June 6, 2022 By Alexandra Adelina Nita
Queens Assemblymember Zohran Mamdani is calling for the installation of enforcement cameras to keep motorists out of protected bicycle lanes.
The Astoria assembly member introduced a bill last month that would see motorists who drive on protected bike lanes ticketed. The fine would be $50 for each infraction, and it would be sent to the registered owner of the vehicle.
Failure to pay the ticket by the date listed would result in an additional $25 fine.
The bill aims to deter motor vehicles from encroaching on protected bicycle lanes. The bill would see 50 cameras go up across the city as part of a pilot program.
The legislative session in Albany is now over for the year—and Mamdani aims to gain momentum for the bill and reintroduce it in 2023.

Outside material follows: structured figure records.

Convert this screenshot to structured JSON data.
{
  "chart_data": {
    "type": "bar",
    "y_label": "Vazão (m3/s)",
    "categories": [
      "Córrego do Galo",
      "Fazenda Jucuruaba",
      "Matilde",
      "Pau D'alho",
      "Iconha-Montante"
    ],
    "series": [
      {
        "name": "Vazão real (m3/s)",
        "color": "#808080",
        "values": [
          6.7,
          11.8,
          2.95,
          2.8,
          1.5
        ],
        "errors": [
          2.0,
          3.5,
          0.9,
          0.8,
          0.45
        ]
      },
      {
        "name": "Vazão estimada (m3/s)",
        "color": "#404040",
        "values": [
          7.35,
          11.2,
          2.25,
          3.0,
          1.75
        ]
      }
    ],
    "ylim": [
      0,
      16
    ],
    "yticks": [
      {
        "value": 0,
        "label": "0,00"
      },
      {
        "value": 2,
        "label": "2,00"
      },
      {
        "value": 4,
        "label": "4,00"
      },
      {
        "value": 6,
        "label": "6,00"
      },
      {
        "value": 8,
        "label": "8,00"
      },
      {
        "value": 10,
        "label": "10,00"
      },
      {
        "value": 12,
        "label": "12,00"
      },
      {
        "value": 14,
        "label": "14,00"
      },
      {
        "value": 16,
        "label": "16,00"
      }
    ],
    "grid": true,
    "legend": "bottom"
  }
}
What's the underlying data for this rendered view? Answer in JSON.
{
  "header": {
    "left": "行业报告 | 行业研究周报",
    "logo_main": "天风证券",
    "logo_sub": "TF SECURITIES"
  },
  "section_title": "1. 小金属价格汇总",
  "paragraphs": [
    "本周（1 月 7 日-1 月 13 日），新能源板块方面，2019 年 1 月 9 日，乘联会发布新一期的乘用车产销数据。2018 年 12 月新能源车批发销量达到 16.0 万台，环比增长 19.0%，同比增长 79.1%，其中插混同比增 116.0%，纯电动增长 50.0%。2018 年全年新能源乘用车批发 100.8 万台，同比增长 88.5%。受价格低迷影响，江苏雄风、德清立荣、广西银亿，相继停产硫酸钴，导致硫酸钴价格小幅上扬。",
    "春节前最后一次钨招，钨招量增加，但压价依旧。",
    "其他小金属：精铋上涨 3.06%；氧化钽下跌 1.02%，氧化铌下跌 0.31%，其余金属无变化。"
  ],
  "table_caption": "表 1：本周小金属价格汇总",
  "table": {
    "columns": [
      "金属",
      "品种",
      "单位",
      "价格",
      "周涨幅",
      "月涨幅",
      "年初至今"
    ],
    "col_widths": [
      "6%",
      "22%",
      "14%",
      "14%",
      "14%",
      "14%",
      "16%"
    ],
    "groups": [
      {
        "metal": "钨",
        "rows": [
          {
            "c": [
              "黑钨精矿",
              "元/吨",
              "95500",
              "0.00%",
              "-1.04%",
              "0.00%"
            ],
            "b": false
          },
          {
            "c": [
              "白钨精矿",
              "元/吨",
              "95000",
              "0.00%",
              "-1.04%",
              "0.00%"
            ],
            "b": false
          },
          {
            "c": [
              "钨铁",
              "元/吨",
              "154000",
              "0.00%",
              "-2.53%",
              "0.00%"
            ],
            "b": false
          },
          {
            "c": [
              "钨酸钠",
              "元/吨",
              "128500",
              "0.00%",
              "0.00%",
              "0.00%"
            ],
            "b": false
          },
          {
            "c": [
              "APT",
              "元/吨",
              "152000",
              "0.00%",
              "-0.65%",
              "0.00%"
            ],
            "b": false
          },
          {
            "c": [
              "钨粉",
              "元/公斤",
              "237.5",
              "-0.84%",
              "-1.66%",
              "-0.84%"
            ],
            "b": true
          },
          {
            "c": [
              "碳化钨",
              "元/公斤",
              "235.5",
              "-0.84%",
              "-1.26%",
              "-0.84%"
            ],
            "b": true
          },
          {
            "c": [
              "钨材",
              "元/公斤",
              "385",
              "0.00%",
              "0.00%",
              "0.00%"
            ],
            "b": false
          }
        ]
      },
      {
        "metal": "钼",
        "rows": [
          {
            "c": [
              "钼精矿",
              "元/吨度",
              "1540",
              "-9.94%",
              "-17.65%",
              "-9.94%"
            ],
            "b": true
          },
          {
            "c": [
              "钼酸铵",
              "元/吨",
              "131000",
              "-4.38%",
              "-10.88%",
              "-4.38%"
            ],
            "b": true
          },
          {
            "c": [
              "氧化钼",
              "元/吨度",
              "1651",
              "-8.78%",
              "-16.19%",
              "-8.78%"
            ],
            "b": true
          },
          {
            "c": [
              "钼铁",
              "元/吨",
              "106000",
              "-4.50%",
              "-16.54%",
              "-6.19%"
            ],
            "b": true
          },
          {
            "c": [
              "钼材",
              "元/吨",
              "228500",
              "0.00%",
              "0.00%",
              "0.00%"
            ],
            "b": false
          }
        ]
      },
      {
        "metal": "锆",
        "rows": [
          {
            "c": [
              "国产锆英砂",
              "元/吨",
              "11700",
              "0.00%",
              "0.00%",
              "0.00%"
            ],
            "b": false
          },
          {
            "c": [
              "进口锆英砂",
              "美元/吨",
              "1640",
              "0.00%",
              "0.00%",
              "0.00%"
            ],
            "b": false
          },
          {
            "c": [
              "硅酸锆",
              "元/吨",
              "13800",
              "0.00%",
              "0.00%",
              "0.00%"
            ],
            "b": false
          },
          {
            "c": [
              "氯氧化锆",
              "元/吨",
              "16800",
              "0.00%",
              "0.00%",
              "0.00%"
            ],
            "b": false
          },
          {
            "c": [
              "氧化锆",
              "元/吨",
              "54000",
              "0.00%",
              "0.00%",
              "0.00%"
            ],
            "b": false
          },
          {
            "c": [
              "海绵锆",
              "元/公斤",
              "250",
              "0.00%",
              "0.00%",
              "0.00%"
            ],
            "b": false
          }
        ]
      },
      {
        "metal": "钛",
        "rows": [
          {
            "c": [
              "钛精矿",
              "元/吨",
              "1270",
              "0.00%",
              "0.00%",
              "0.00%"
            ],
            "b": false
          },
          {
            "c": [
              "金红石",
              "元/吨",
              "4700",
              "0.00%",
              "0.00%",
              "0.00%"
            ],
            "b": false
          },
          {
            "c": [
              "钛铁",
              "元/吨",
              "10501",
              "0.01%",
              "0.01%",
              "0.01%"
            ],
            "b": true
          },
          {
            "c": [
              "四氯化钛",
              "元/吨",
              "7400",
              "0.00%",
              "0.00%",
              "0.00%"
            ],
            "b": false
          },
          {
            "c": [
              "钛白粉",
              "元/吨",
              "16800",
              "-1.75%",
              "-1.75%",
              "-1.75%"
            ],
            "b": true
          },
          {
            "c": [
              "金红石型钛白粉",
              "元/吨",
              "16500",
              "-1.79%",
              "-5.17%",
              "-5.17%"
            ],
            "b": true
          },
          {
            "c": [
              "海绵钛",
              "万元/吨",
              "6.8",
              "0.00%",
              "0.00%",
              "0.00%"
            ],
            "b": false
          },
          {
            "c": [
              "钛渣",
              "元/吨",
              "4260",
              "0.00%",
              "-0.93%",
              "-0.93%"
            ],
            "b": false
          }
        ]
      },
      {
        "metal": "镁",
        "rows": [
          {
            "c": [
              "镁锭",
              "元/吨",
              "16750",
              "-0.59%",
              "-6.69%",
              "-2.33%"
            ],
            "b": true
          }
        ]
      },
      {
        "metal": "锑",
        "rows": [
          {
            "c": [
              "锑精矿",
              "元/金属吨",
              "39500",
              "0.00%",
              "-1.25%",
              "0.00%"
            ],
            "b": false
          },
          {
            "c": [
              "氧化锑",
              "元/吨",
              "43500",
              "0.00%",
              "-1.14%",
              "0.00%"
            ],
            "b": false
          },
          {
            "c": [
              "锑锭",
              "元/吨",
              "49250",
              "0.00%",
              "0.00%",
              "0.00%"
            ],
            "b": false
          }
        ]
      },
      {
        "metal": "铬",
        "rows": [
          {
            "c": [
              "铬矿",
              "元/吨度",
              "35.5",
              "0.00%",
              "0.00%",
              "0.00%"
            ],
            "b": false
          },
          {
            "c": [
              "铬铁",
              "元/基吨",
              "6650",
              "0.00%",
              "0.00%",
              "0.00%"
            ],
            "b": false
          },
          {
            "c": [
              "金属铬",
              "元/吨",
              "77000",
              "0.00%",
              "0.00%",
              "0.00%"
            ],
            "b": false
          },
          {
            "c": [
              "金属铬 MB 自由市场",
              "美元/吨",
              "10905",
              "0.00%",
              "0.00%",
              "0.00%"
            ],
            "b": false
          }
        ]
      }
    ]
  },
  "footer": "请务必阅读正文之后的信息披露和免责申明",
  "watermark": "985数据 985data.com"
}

Mamdani’s bill has been prompted by an increase in traffic deaths in New York City, including a jump in cyclist fatalities.
In 2021, 273 people were killed on New York City streets, a 33 percent increase over 2018, the safest year in recent history. Crashes last year, according to city data, killed 124 pedestrians, 50 motorcyclists, 19 cyclists and 15 people on mopeds and e-bikes.
“Every day across NYC, cyclists like myself go head to head with cars in bike lanes — an incredibly scary & dangerous experience,” Mamdani tweeted.
If you’re an NYC cyclist, you’ve seen a car drive into a protected bike lane
That’s why I’m introducing A10446 (w/ @bradhoylman holding it in the Senate)
This would install cameras at 50 NYC PBLs to deter cars from driving into them w/o requiring additional police interactions pic.twitter.com/FtR3qhOmEC
— Zohran Kwame Mamdani (@ZohranKMamdani) June 2, 2022
Mamdani’s tweet included a photo of a car on top of a concrete barrier used to protect a bike lane. The tweet also includes video of a woman being spat on by a driver after she took footage of him being in a protected bike lane.
The bill is modeled after the New York City Department of Transportation’s speed camera program, which Mamdani says is effective. Mamdani cited a DOT report that said speeding dropped an average of 72 percent in areas where cameras are installed.
Mamdani’s bill has support in the state senate. Brad Hoylman, from Manhattan, is sponsoring the legislation in the upper chamber. Both bills did not get out of committee this year.
The bill would need the support of the city council, which is likely to back it.